「あんたがクモ婆に加担したのは、現世行きに目がくらんだわけじゃない。私を想ってしたことでもあったんだろう?」


次の瞬間、鈴音のその言葉を合図に、白雪は張り詰めていた糸がプツリと切れたようにワッ!と声を上げて泣き出した。


「ごめんなさい、本当に本当にごめんなさい!」

「雪ちゃん……?」

「私は、鈴音姉さんに憧れていました! いつか鈴音姉さんが夢を叶えたときに、一番近くにいることが私の一番の夢だったんです!」

「え……」


そこまで言った白雪は、嗚咽を漏らしながら今回のことに至った経緯を話しはじめた。


「最初は、同い年の吉乃ちゃんが見世に来てくれたことがただ嬉しくて――」


けれどその後、絹と木綿が吉乃に惚れ込んでいるのを見て驚いた。

なにより、白雪がクモ婆に加担することを決めた一番の原因は蛭沼の一件だった。


「あんなに鈴音姉さんに惚れ込んでいた蛭沼様が、吉乃ちゃんの惚れ涙を飲んだ途端にあんなことになってしまって……。それだけじゃない。咲耶様まで吉乃ちゃんに夢中で、鈴音姉さんに恥をかかせたのが許せなかった」


このままではいずれ、吉乃は鈴音の地位を脅かす存在になるかもしれない。

鈴音を姉として慕う白雪は、そうなる前にクモ婆の誘いに乗って吉乃を排除することを決めたというわけだった。
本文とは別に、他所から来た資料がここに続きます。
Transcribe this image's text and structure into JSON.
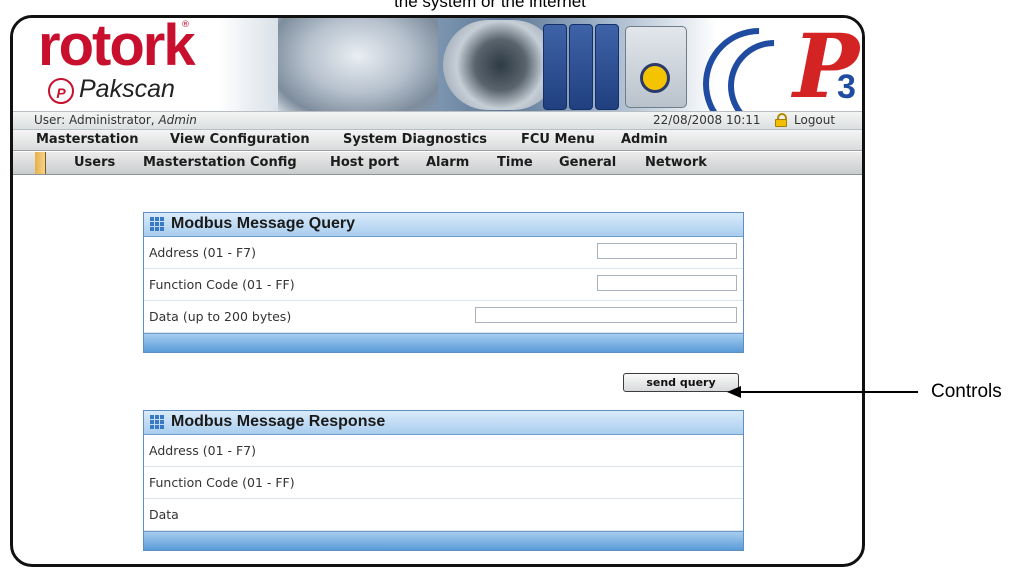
{
  "caption": {
    "top": "the system or the internet"
  },
  "brand": {
    "logo": "rotork",
    "product": "Pakscan",
    "badge_letter": "P",
    "mark": "P",
    "mark_sub": "3"
  },
  "status": {
    "user_prefix": "User: Administrator, ",
    "user_role": "Admin",
    "datetime": "22/08/2008 10:11",
    "logout": "Logout"
  },
  "menu": {
    "main": [
      "Masterstation",
      "View Configuration",
      "System Diagnostics",
      "FCU Menu",
      "Admin"
    ],
    "sub": [
      "Users",
      "Masterstation Config",
      "Host port",
      "Alarm",
      "Time",
      "General",
      "Network"
    ]
  },
  "query": {
    "title": "Modbus Message Query",
    "rows": [
      {
        "label": "Address (01 - F7)",
        "value": ""
      },
      {
        "label": "Function Code (01 - FF)",
        "value": ""
      },
      {
        "label": "Data (up to 200 bytes)",
        "value": ""
      }
    ]
  },
  "send_button": "send query",
  "response": {
    "title": "Modbus Message Response",
    "rows": [
      {
        "label": "Address (01 - F7)"
      },
      {
        "label": "Function Code (01 - FF)"
      },
      {
        "label": "Data"
      }
    ]
  },
  "callout": {
    "text": "Controls"
  },
  "icons": {
    "registered": "registered-mark-icon",
    "lock": "lock-icon",
    "panel": "grid-icon",
    "arrow": "arrow-left-icon"
  },
  "colors": {
    "brand_red": "#c8102e",
    "brand_blue": "#1f4ba0",
    "panel_blue": "#5b9bd8",
    "menu_accent": "#e8b04a"
  }
}
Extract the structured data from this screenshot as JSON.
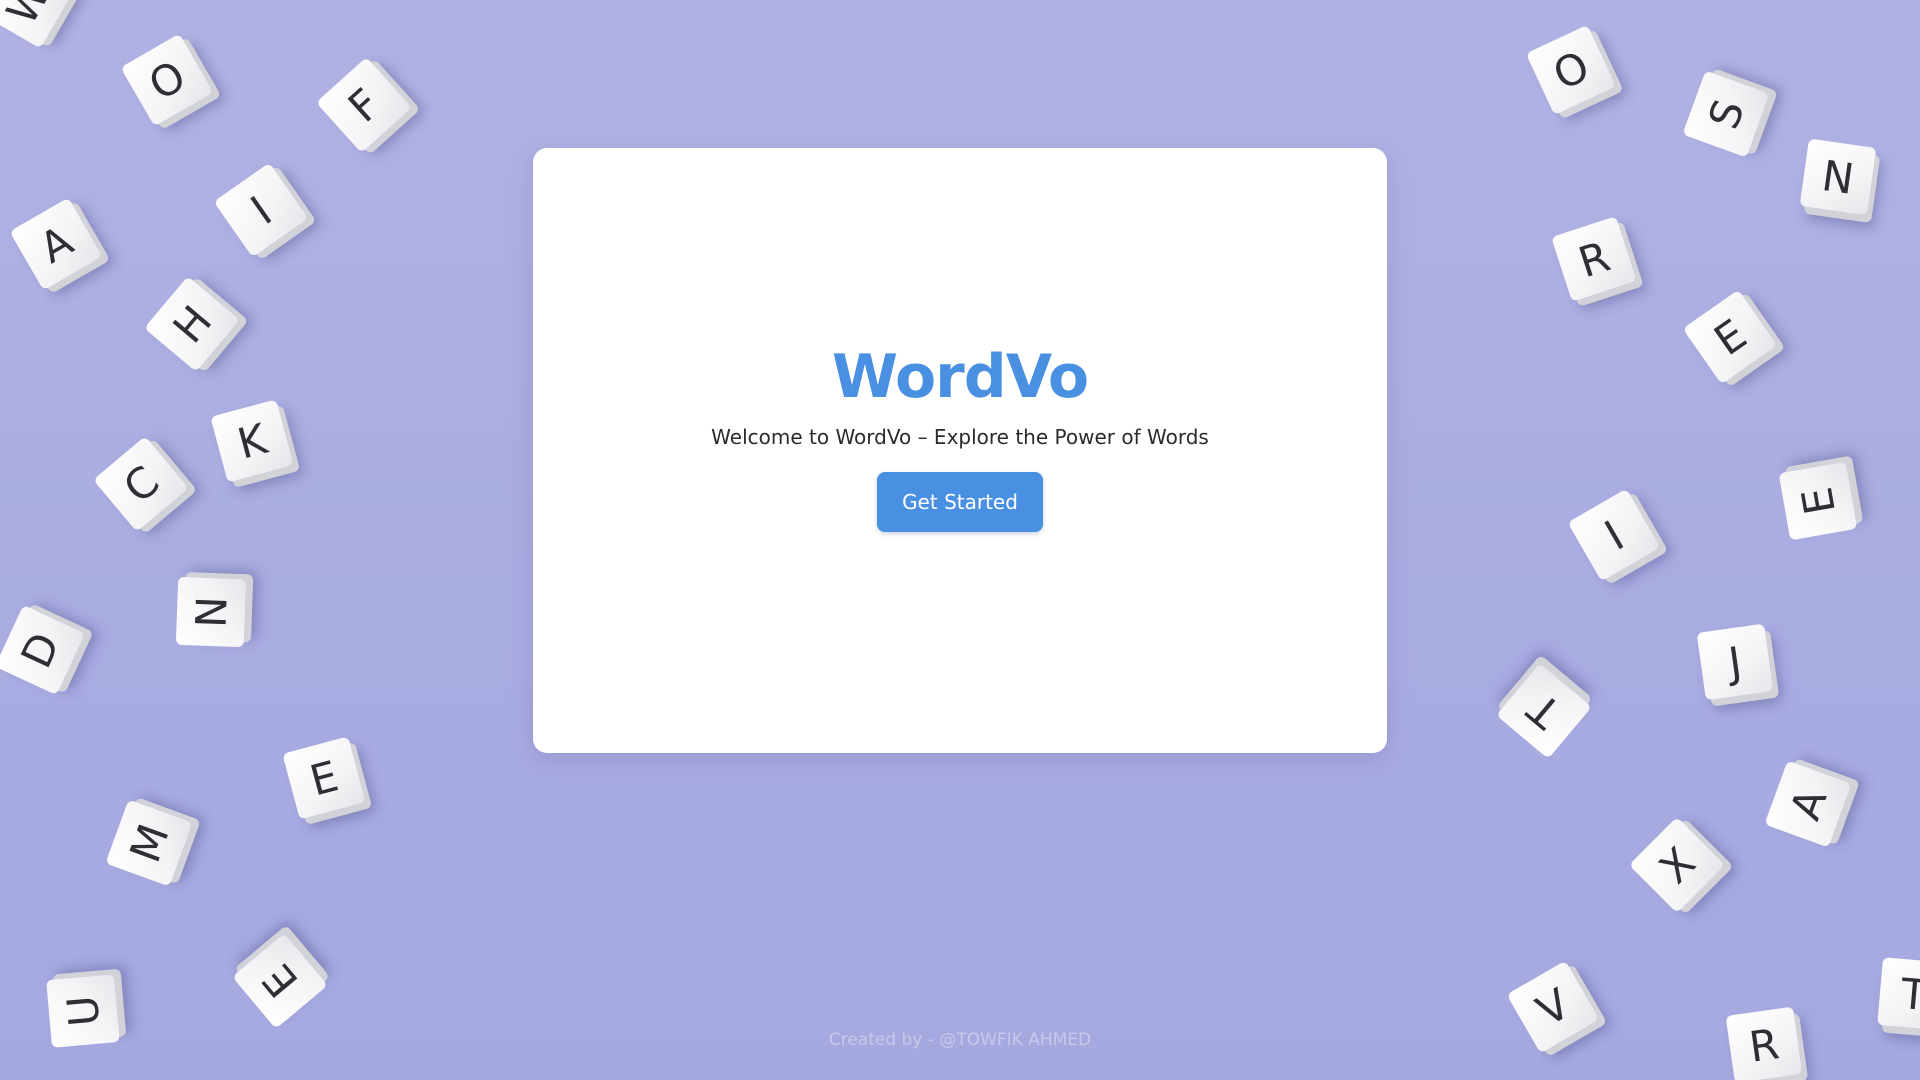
{
  "app": {
    "title": "WordVo",
    "subtitle": "Welcome to WordVo – Explore the Power of Words",
    "cta_label": "Get Started",
    "footer_credit": "Created by - @TOWFIK AHMED"
  },
  "colors": {
    "background": "#abaee2",
    "accent": "#4a90e2",
    "card": "#ffffff",
    "title": "#4a90e2",
    "body_text": "#2b2b2b",
    "footer_text": "#c8c8e8"
  },
  "background_tiles": {
    "letters": [
      "W",
      "O",
      "F",
      "I",
      "A",
      "H",
      "K",
      "C",
      "N",
      "D",
      "E",
      "M",
      "U",
      "E",
      "O",
      "S",
      "N",
      "R",
      "E",
      "E",
      "I",
      "J",
      "T",
      "A",
      "X",
      "V",
      "R",
      "T"
    ]
  }
}
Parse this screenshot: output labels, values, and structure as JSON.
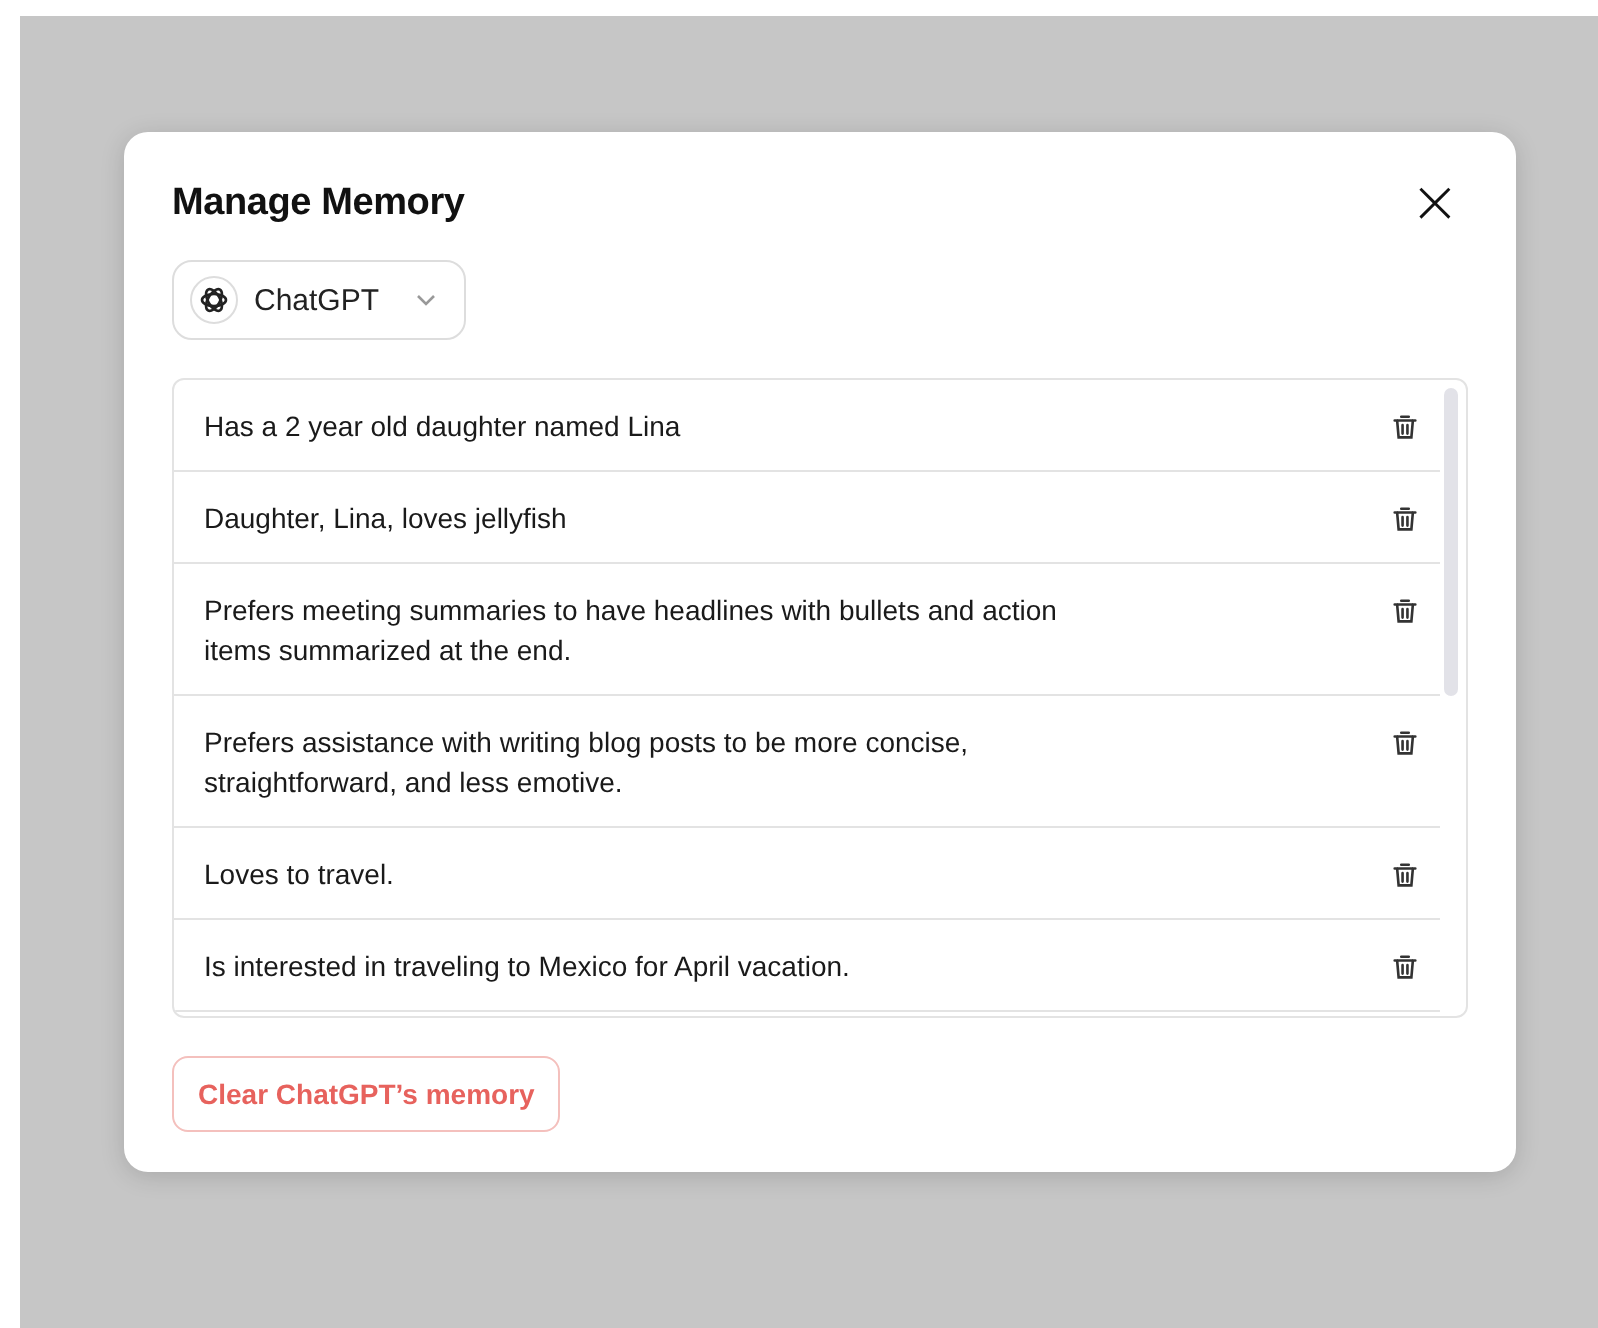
{
  "dialog": {
    "title": "Manage Memory",
    "close": "×"
  },
  "model_selector": {
    "label": "ChatGPT"
  },
  "memories": [
    {
      "text": "Has a 2 year old daughter named Lina"
    },
    {
      "text": "Daughter, Lina, loves jellyfish"
    },
    {
      "text": "Prefers meeting summaries to have headlines with bullets and action items summarized at the end."
    },
    {
      "text": "Prefers assistance with writing blog posts to be more concise, straightforward, and less emotive."
    },
    {
      "text": "Loves to travel."
    },
    {
      "text": "Is interested in traveling to Mexico for April vacation."
    }
  ],
  "clear_button": {
    "label": "Clear ChatGPT’s memory"
  }
}
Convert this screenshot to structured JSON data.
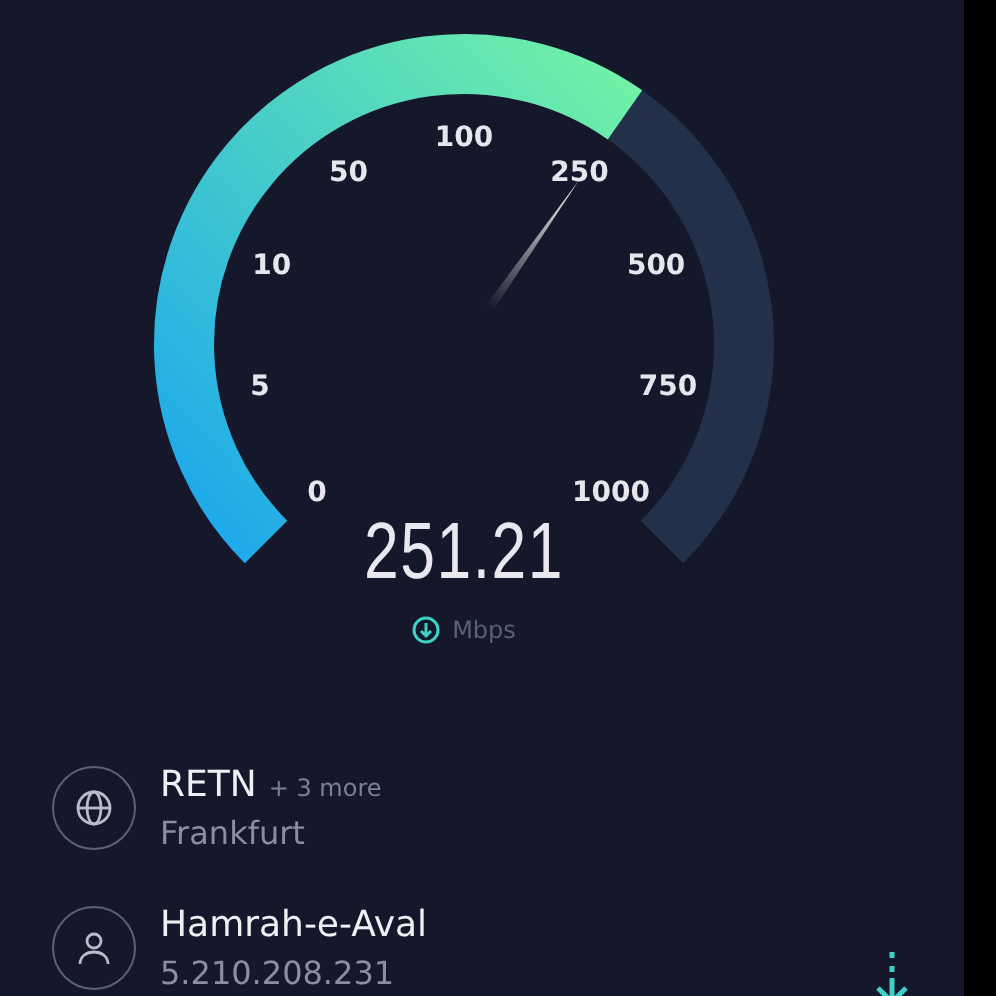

「やっぱりあなたがクモ婆に加担したのは、私のためだったのね」


鈴音の問いに、白雪が涙を流しながら小さく頷く。

話を聞いた吉乃は、身体から力が抜けていくのを感じた。


「よ、吉乃ちゃんさえいなくなれば、咲耶様も鈴音姉さんの元に通ってくれるのではないかとも思って――」

「馬鹿! あんたは本当に馬鹿だよ。それで私が喜ぶと、本気で思ったの!?」


鈴音が目に涙を溜めて白雪を叱責する。

すると白雪はまた崩れ落ちて大粒の涙を流した。


「ごめんなさいっ。吉乃ちゃん、鈴音姉さん……っ。本当に本当にどうしようもない馬鹿で、ごめんなさい……」


必死に謝る白雪を見た吉乃は、まるで自分のことのように胸が痛むのを感じていた。

同時に、この約一カ月半と少しの日々を思い出す。

帝都吉原に来てからというもの、吉乃のそばにはいつも、白雪がいてくれた。

同室で、同い年なのだから当然と言えば当然かもしれない。

けれど白雪は吉乃が稽古で上手くいかないときはいつも、励まし、支えてくれたのだ。

(クモ婆と同じで、それらがすべて偽りだったとしても……)

友達と言ってくれたこと。

自分に笑いかけてくれたことが──吉乃はとても、嬉しかった。


「雪ちゃん……もう、顔を上げて」

「吉乃、ちゃん……?」

「もう謝らないで。もう十分、雪ちゃんの気持ちは伝わってきたよ。これまで雪ちゃんの気持ちに気付けなくて、本当にごめんね」


もし、吉乃と白雪が本当に心を許せる友人関係だったのなら、こんなにも白雪が気持ちをこじらせることもなかったのかもしれない。

そもそも蛭沼の一件が引き金となったのなら、吉乃にも責任がある。

なにより吉乃はこれまで白雪に励まされることはあっても、白雪を励ますことは一度もなかった。

(私が雪ちゃんにとって頼れる存在だったら……雪ちゃんを、ここまで追い詰めることもなかったはず)

そうして吉乃は咲耶に向き直ると、今度は深々と頭を下げた。